Keempat langkah itu dinilai tidak hanya mudah untuk dilakukan, tetapi juga murah bila dibandingkan dengan biaya yang dibutuhkan jika terjadi komplikasi antara lain impotensi, serangan jantung dan amputasi. Dikutip dari worlddiabetesday, berikut ini adalah 4 langkah yang dimaksud:
- Kontrol gula darah secara minimal tetapi rutin
- Kontrol dan kendalikan tekanan darah secara teratur
- Kaki bagi pengidap diabetes yang berisiko tinggi mengalami luka
- Perawatan sebelum hamil (preconception) bagi perempuan diabetes untuk mencegah diabetes gestational
Sementara itu untuk memperingati Hari Diabetes Dunia yang jatuh pada tanggal 14 November, perusahaan farmasi Sanovi-Aventis Group menggelar kampanye bertema "Doing More Together". Kampanye tersebut dilakukan melalui peluncuran e-baloon, balon elektronik yang melambangkan kepedulian terhadap diabetes.
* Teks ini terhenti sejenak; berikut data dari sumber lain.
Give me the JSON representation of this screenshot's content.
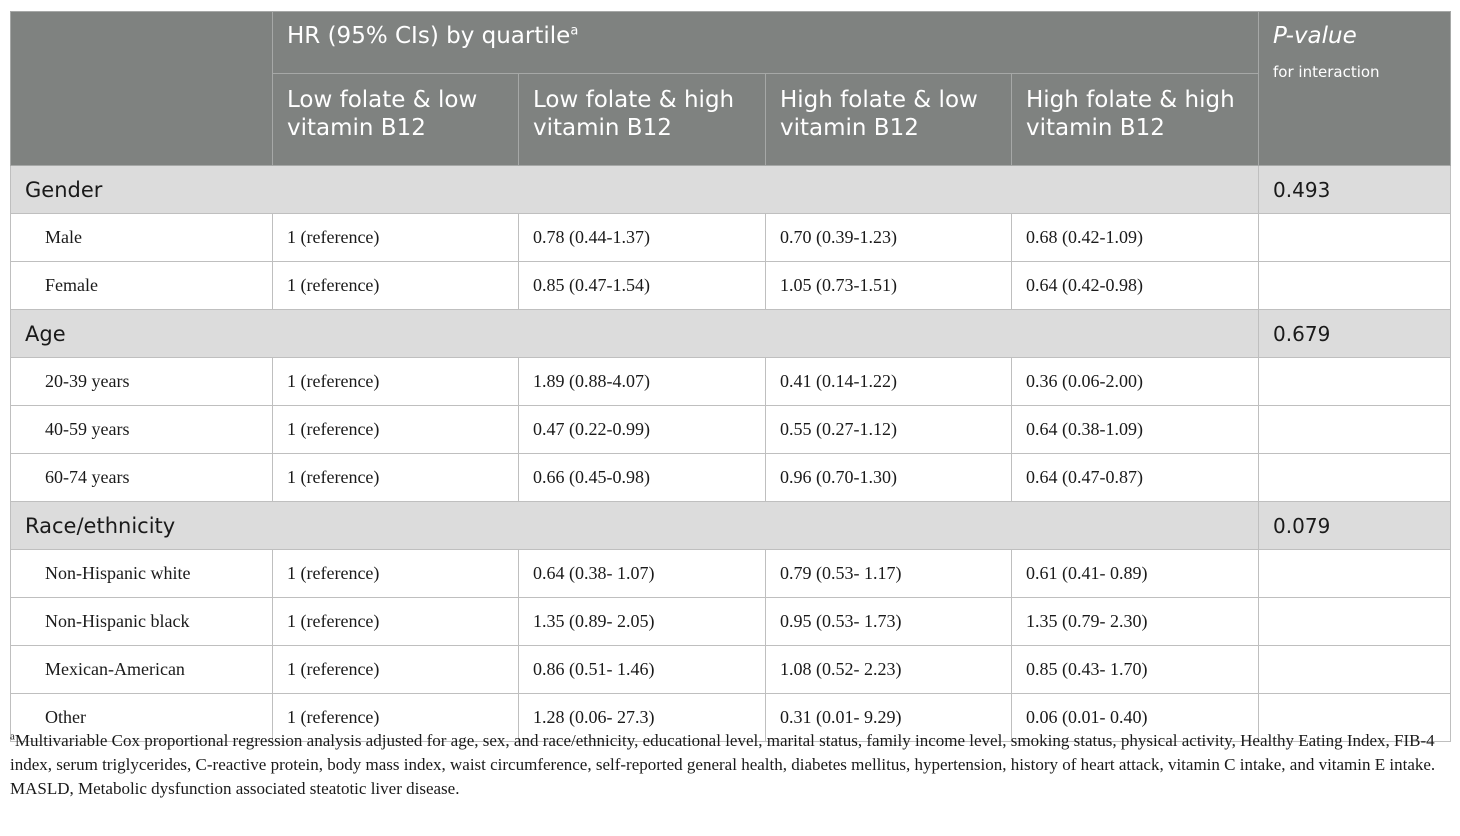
{
  "header": {
    "group_title": "HR (95% CIs) by quartile",
    "group_title_sup": "a",
    "pvalue_title": "P-value",
    "pvalue_subtitle": "for interaction",
    "columns": [
      "Low folate & low vitamin B12",
      "Low folate & high vitamin B12",
      "High folate & low vitamin B12",
      "High folate & high vitamin B12"
    ]
  },
  "groups": [
    {
      "label": "Gender",
      "pvalue": "0.493",
      "rows": [
        {
          "label": "Male",
          "values": [
            "1 (reference)",
            "0.78 (0.44-1.37)",
            "0.70 (0.39-1.23)",
            "0.68 (0.42-1.09)"
          ]
        },
        {
          "label": "Female",
          "values": [
            "1 (reference)",
            "0.85 (0.47-1.54)",
            "1.05 (0.73-1.51)",
            "0.64 (0.42-0.98)"
          ]
        }
      ]
    },
    {
      "label": "Age",
      "pvalue": "0.679",
      "rows": [
        {
          "label": "20-39 years",
          "values": [
            "1 (reference)",
            "1.89 (0.88-4.07)",
            "0.41 (0.14-1.22)",
            "0.36 (0.06-2.00)"
          ]
        },
        {
          "label": "40-59 years",
          "values": [
            "1 (reference)",
            "0.47 (0.22-0.99)",
            "0.55 (0.27-1.12)",
            "0.64 (0.38-1.09)"
          ]
        },
        {
          "label": "60-74 years",
          "values": [
            "1 (reference)",
            "0.66 (0.45-0.98)",
            "0.96 (0.70-1.30)",
            "0.64 (0.47-0.87)"
          ]
        }
      ]
    },
    {
      "label": "Race/ethnicity",
      "pvalue": "0.079",
      "rows": [
        {
          "label": "Non-Hispanic white",
          "values": [
            "1 (reference)",
            "0.64 (0.38- 1.07)",
            "0.79 (0.53- 1.17)",
            "0.61 (0.41- 0.89)"
          ]
        },
        {
          "label": "Non-Hispanic black",
          "values": [
            "1 (reference)",
            "1.35 (0.89- 2.05)",
            "0.95 (0.53- 1.73)",
            "1.35 (0.79- 2.30)"
          ]
        },
        {
          "label": "Mexican-American",
          "values": [
            "1 (reference)",
            "0.86 (0.51- 1.46)",
            "1.08 (0.52- 2.23)",
            "0.85 (0.43- 1.70)"
          ]
        },
        {
          "label": "Other",
          "values": [
            "1 (reference)",
            "1.28 (0.06- 27.3)",
            "0.31 (0.01- 9.29)",
            "0.06 (0.01- 0.40)"
          ]
        }
      ]
    }
  ],
  "footnotes": {
    "note_a_marker": "a",
    "note_a": "Multivariable Cox proportional regression analysis adjusted for age, sex, and race/ethnicity, educational level, marital status, family income level, smoking status, physical activity, Healthy Eating Index, FIB-4 index, serum triglycerides, C-reactive protein, body mass index, waist circumference, self-reported general health, diabetes mellitus, hypertension, history of heart attack, vitamin C intake, and vitamin E intake.",
    "abbreviation": "MASLD, Metabolic dysfunction associated steatotic liver disease."
  },
  "colors": {
    "header_bg": "#7f8280",
    "group_bg": "#dcdcdc",
    "border": "#bfbfbf"
  }
}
Sanovi-Aventis yang merupakan partner resmi World Diabetes Day 2010 mengajak siapapun yang peduli terhadap diabetes untuk bersama-sama melepaskan balon elektronik. Caranya dengan mengunjungi www.kendalidiabetes.com dan mengklik balon yang muncul di situs tersebut. (Sumber: detik.com).
Semoga para sahabat bisa menikmati pagi ini.